Una nave gasieraUna nave gasiera

EUROPA E DIPENDENZA DAL GNL STATUNITENSE 

 

L’Europa teme un’eccessiva dipendenza dal gas naturale liquefatto (GNL) degli Stati Uniti dopo aver rinunciato all’energia russa, riferisce il New York Times.

A Bruxelles sembrano avere aperto gli occhi, ma è troppo tardi. Dopo l’imposizione di sanzioni contro la Russia e il rifiuto delle sue forniture energetiche, i paesi europei sono stati costretti a cercare rapidamente un’alternativa. L’alternativa si chiama Stati Uniti. 

Infatti nel vecchio continente è stato deciso di affidarsi alGNL statunitense, che è notevolmente più costoso di quello che forniva la Russia. I produttori degli Stati Uniti attualmente forniscono circa due terzi del gas naturale liquefatto in Europa, che potrebbe aumentare all’80% entro la fine del decennio.

Tuttavia, le relazioni degli Stati Uniti con l’Europa si sono deteriorate da quando Donald Trump è salito al potere. La dipendenza energetica da Washington è diventata motivo di grave preoccupazione tra i funzionari europei. 

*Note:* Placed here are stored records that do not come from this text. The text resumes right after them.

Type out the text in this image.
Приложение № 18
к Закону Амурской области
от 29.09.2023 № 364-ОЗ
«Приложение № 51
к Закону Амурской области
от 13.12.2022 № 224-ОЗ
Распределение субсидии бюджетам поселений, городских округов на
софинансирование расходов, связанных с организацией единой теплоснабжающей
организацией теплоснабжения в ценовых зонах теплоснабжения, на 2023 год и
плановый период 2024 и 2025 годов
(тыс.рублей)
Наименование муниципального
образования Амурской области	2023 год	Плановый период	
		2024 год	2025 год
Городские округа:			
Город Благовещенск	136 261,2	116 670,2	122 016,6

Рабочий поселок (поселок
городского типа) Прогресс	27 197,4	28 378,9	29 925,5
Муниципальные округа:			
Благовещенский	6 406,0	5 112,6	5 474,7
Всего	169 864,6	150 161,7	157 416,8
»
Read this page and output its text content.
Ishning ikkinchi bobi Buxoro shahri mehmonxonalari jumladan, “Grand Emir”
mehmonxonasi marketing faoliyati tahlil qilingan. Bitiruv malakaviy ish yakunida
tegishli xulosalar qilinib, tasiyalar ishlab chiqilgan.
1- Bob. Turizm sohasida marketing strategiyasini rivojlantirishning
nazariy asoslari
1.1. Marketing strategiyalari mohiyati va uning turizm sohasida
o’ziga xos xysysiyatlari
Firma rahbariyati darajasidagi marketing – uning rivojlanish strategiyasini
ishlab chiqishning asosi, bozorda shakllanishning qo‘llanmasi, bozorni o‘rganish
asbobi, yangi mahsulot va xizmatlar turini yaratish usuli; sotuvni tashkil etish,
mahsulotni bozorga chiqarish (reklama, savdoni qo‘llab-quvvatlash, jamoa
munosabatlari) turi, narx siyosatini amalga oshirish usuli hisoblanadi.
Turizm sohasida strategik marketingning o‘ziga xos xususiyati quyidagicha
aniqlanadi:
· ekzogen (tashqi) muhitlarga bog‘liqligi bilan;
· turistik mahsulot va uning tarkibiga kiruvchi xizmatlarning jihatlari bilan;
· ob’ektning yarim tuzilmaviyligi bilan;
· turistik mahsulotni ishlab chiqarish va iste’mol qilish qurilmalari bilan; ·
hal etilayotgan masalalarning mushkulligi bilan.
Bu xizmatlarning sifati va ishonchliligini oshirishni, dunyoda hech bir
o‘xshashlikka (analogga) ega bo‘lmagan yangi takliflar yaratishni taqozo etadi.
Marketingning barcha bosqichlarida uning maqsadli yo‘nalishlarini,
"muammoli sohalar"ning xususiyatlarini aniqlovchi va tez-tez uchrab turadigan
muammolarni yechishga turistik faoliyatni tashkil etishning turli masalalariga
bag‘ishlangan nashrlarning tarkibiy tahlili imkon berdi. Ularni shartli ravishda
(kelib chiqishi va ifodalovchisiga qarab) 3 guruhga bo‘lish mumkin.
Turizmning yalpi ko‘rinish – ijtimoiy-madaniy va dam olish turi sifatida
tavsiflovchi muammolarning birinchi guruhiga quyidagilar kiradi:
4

“La realtà è che il rapporto si è fratturato enormemente […] Con il dovuto rispetto, generare dipendenza dagli Stati Uniti in un momento come questo non è intelligente”, ha affermato il generale Richard Shirreff, ex alto comandante della NATO.

Non ci voleva certamente un ex comandante della Nato che ci ricordasse che la dipendenza dagli Stati Uniti sarebbe diventata. a lungo termine, un problema per l’Europa, bastava un poco di sale inzucca, ma sembra che la nostra classe politica, assillata dalla russofobia, ne sia priva.

I contrasti tra Bruxelles e l’amministrazione Trump su questioni commerciali, di sicurezza e sulla situazione intorno all’Iran alimentano i timori che gli Stati Uniti possano utilizzare le esportazioni di energia come strumento di pressione politica.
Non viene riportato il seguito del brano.